The last cop I knew locally who had a similar problem worked with me on a federal task force and went (off-duty) to a local annual festival known to encourage lots of beer drinking. He got drunk, but unfortunately was in his unmarked police car and had an incident on the way home,resulting in his being stopped by an on-duty marked unit. He went to jail for DUI, lost his position on the task force, and underwent massive departmental punishment, but managed to hang on to his badge.

Most cops have very little tolerance for cops who not only make us look bad but endanger us and the public by their very presence.


Yes, "administrative duty", but that can mean anything up to, "we're gonna pay you 'til we can fire you because we legally have to, but don't show your face at the station...oh, and give us that gun and badge.

Roberta X said...

There is no question in my mind, Montie, that is is dreadfully stressful work, nor that some are overmastered by it; I don't expect officers to be supermen.
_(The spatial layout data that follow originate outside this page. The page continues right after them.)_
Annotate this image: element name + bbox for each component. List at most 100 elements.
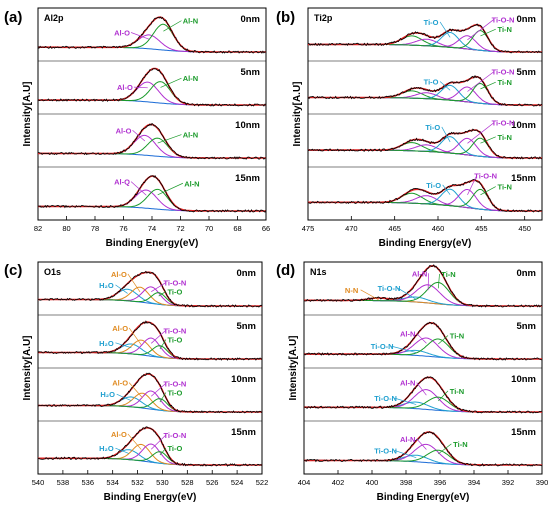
x-tick-label: 70: [205, 224, 213, 233]
peak-label: Ti-N: [498, 25, 512, 34]
x-tick-label: 72: [176, 224, 184, 233]
spectrum-10nm: 10nm Ti-O-NAl-N Ti-N: [303, 367, 543, 414]
x-tick-label: 394: [468, 478, 481, 487]
peak-label: Al-O: [112, 379, 128, 388]
peak-label: Ti-O-N: [374, 394, 397, 403]
peak-label: Ti-N: [450, 387, 464, 396]
peak-leader: [416, 438, 427, 450]
panel-d: (d) N1s 404 402 400 398 396 394 392 390 Binding En…: [276, 261, 548, 503]
peak-leader: [132, 129, 146, 142]
spectrum-0nm: 0nm H₂O Al-O Ti-O-NTi-O: [38, 268, 263, 308]
peak-leader: [438, 443, 452, 455]
peak-leader: [157, 134, 182, 144]
peak-leader: [163, 20, 182, 32]
peak-label: Al-O: [112, 324, 128, 333]
peak-leader: [360, 289, 379, 301]
peak-label: Al-N: [400, 435, 415, 444]
x-tick-label: 522: [256, 478, 269, 487]
peak-leader: [150, 434, 167, 450]
spectrum-0nm: 0nm N-N Ti-O-N Al-N Ti-N: [303, 264, 543, 308]
peak-label: Al-O: [116, 126, 132, 135]
peak-label: Ti-O-N: [378, 284, 401, 293]
element-label: Ti2p: [314, 13, 333, 23]
thickness-label: 0nm: [236, 268, 256, 279]
peak-leader: [128, 382, 143, 399]
peak-leader: [159, 392, 167, 403]
peak-label: Ti-O: [167, 336, 182, 345]
peak-label: Al-N: [400, 330, 415, 339]
fit-envelope: [38, 123, 266, 159]
raw-spectrum: [38, 270, 263, 308]
peak-leader: [127, 433, 142, 450]
spectrum-15nm: 15nm Ti-O-NAl-N Ti-N: [303, 420, 543, 467]
thickness-label: 15nm: [511, 173, 536, 184]
component-peak: [304, 396, 542, 413]
peak-label: Ti-O-N: [163, 279, 186, 288]
x-tick-label: 450: [518, 224, 531, 233]
x-tick-label: 68: [233, 224, 241, 233]
component-peak: [304, 297, 542, 307]
thickness-label: 10nm: [511, 120, 536, 131]
peak-leader: [439, 21, 451, 38]
peak-leader: [480, 186, 496, 196]
x-tick-label: 400: [366, 478, 379, 487]
x-axis-label: Binding Energy(eV): [106, 238, 199, 249]
raw-spectrum: [308, 23, 543, 54]
spectrum-15nm: 15nm Ti-O Ti-O-NTi-N: [307, 166, 543, 213]
raw-spectrum: [303, 431, 543, 467]
background-curve: [38, 405, 262, 413]
spectrum-5nm: 5nm H₂O Al-O Ti-O-NTi-O: [37, 314, 263, 361]
peak-label: Ti-O-N: [163, 431, 186, 440]
peak-leader: [116, 393, 132, 402]
peak-leader: [391, 345, 417, 353]
x-tick-label: 398: [400, 478, 413, 487]
spectrum-5nm: 5nm Ti-O Ti-O-NTi-N: [307, 60, 543, 107]
x-tick-label: 392: [502, 478, 515, 487]
x-tick-label: 80: [62, 224, 70, 233]
peak-label: Ti-O-N: [474, 172, 497, 181]
fit-envelope: [38, 271, 262, 307]
element-label: N1s: [310, 267, 327, 277]
panel-b: (b) Ti2p 475 470 465 460 455 450 Binding Energy(…: [276, 7, 543, 249]
thickness-label: 5nm: [516, 67, 536, 78]
peak-label: Al-N: [183, 74, 198, 83]
peak-label: Ti-O-N: [371, 342, 394, 351]
x-tick-label: 534: [106, 478, 119, 487]
peak-label: Ti-N: [453, 440, 467, 449]
peak-leader: [151, 282, 167, 292]
peak-leader: [115, 342, 132, 349]
raw-spectrum: [37, 122, 267, 160]
peak-leader: [397, 287, 417, 300]
peak-leader: [438, 335, 449, 345]
x-tick-label: 526: [206, 478, 219, 487]
peak-label: Al-O: [111, 430, 127, 439]
peak-leader: [437, 273, 440, 289]
component-peak: [38, 189, 266, 212]
peak-leader: [159, 447, 167, 456]
x-tick-label: 528: [181, 478, 194, 487]
peak-label: Ti-N: [450, 332, 464, 341]
component-peak: [304, 389, 542, 413]
peak-label: Ti-O: [167, 389, 182, 398]
thickness-label: 5nm: [516, 321, 536, 332]
peak-label: Ti-N: [498, 78, 512, 87]
component-peak: [308, 188, 542, 212]
panel-letter: (c): [4, 262, 22, 279]
thickness-label: 10nm: [511, 374, 536, 385]
peak-label: Ti-O: [167, 444, 182, 453]
raw-spectrum: [303, 376, 543, 414]
peak-leader: [441, 126, 451, 143]
peak-label: Ti-O: [425, 123, 440, 132]
peak-label: Al-Q: [114, 178, 130, 187]
peak-leader: [130, 181, 147, 196]
x-tick-label: 524: [231, 478, 244, 487]
x-tick-label: 475: [302, 224, 315, 233]
peak-label: Al-N: [184, 179, 199, 188]
x-tick-label: 460: [432, 224, 445, 233]
x-axis-label: Binding Energy(eV): [379, 238, 472, 249]
x-tick-label: 530: [156, 478, 169, 487]
peak-label: Al-O: [111, 270, 127, 279]
peak-label: H₂O: [99, 444, 114, 453]
peak-label: Ti-O: [167, 287, 182, 296]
The real test is, what do they do next. And I 'spect we're of like mind that this fellow did the wrong thing long before he struck any motorcycles.

pdb said...

Bisard was charged this afternoon with seven felony counts of drunken driving and reckless homicide in a deadly accident involving two motorcycles last week.

And he's free on $10000 bond. I reiterate: Crock.

Roberta X said...

Maybe, maybe not. The prosecutors office -- much as I distrust Carl Brizzi -- is in a position to have more info about a local LEO than they are most other perps.

Tam caught the obligatory walking-to-court TV coverage this morning and reported the guy had the kind of look that made her suspect he might go home and eat a gun.

Matt G said...

PDB-- they threw the book at him. 7 counts. They arrested their own guy. They have a list of witnesses that is a who's who of the department crash scene and those on scene.

The arraigning magistrate set the bond, to see that he comes to trial. Without evidence issued that he might abscond, $10k is only a little low. Initial bond setting is not about punishing the guy-- it's to get him to come to trial. If the magistrate wants to, he could P.R. bond him. Or set bond at $100. Whatever.

I've seen plenty of other guys walking around free the day after their Intox Assault or Intox Manslaughter cases.

If he does anything stupid, he'll have his bond revoked.

If he goes to trial (and really, what has he got to lose by doing so?), he'll do a lot of prison time before this is done. I predict 10-20 years.